600 being made redundant on Curtis Island each month
BY December there will only be a few thousand workers left on Curtis Island.
Building the three LNG plants brought more than 26,000 workers into Gladstone since 2011.
But by mid-2016 construction will be over, and by December next year Bechtel will have left the city.
They've already started demolishing the camps and are looking to offload a huge volume of equipment and machinery, including up to $9 million worth of vehicles.
Right now there are just over 10,000 employees left and 600 people are being made redundant each month.
Bechtel's general manager Kevin Berg has 38 years' experience working on 25 huge construction projects - although nothing on the scale of the three LNG Plants.
His company built stage one and two of the Boyne Smelter during the early 1980s.
Mr Berg said the same atmosphere of uncertainty surrounding the wrap up of that project, which employed about 3000 people, was similar to the feeling in Gladstone right now.
"There was certainly a high expectation of the impact that would have on the community," Mr Berg said.
"But we found that it didn't meet the community's expectations.

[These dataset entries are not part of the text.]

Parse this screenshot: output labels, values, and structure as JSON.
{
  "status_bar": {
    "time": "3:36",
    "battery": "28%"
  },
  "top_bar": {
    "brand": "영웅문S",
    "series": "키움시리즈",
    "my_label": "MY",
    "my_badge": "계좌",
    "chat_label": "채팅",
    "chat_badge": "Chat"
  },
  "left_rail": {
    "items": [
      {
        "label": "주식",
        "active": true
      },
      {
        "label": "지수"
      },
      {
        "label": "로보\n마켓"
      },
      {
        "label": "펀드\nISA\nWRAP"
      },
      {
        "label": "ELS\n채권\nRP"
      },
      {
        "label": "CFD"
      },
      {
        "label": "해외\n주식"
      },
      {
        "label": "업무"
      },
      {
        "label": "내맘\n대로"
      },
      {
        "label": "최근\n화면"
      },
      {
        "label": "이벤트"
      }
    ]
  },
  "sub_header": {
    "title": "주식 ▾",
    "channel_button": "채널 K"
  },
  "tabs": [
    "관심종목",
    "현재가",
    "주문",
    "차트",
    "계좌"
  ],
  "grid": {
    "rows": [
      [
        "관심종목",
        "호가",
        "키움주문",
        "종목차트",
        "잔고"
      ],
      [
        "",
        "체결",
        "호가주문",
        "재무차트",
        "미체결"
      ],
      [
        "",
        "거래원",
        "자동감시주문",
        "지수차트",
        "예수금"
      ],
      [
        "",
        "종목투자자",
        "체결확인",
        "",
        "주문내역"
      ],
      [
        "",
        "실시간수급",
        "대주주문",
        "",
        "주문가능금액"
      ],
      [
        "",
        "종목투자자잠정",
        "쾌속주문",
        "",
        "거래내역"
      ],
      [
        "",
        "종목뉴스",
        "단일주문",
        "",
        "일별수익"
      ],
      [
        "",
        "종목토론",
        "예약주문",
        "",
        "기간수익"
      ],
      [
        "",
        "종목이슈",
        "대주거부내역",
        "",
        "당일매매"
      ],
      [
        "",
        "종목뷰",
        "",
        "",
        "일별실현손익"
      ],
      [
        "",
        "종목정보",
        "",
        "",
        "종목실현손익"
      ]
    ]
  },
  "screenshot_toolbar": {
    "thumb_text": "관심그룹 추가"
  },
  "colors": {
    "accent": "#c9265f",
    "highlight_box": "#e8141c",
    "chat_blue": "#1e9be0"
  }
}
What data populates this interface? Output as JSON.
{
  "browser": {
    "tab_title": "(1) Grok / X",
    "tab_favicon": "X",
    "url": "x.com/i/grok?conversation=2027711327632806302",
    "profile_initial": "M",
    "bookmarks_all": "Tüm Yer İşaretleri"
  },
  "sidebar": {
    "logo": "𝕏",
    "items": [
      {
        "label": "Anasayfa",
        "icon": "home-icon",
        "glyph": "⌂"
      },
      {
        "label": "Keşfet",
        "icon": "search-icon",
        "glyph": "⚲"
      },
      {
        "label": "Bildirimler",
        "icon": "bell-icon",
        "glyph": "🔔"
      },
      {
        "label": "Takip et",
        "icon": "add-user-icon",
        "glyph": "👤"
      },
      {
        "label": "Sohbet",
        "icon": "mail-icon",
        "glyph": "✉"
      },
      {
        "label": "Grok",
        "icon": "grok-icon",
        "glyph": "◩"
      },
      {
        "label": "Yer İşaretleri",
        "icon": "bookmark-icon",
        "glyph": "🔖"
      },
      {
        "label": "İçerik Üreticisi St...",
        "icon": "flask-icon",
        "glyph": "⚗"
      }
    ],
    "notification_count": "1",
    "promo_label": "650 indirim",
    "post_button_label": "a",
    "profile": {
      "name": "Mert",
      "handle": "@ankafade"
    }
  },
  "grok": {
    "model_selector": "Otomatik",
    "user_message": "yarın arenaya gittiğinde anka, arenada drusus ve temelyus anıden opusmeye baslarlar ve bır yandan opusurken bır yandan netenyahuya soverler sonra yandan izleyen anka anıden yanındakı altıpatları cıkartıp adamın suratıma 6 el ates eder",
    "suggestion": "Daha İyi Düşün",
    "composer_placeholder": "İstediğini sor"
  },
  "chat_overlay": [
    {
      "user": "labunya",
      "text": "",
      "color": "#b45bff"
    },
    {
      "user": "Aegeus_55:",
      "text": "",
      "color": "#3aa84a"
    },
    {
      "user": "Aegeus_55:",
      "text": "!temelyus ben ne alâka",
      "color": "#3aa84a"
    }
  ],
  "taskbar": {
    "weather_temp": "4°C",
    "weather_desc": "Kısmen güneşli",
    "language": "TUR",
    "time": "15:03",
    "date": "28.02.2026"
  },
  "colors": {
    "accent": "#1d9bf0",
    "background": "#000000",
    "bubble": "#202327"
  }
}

Yes, it was difficult for some people at first, but generally everything just returned to normal.
"We're hoping for the same outcome here."
Already 80% of the workers who came to Gladstone to work on the LNG projects have returned to their homes.
Others have taken positions on Bechtel's other LNG project in Western Australia, or headed up to Darwin where construction company Ichthys is building another processing plant.
Bechtel still has leases on 239 homes in Gladstone, but not all of those will be released onto the market at the same time.
As well as meeting with real estate agents regularly, the company says it also monitors social media to see if they are flooding the market and having a negative impact on local businesses.
Mr Berg is personally expecting the metals and mining industries to take on some of the employees coming off the gas projects.
"Historically when oil prices are low the metals and mines industry comes up, so I would hope we will see that happen again now," he said.
Mr Berg was a guest speaker at Gladstone Area Promotion and Development Ltd's networking lunch in Gladstone on Thursday.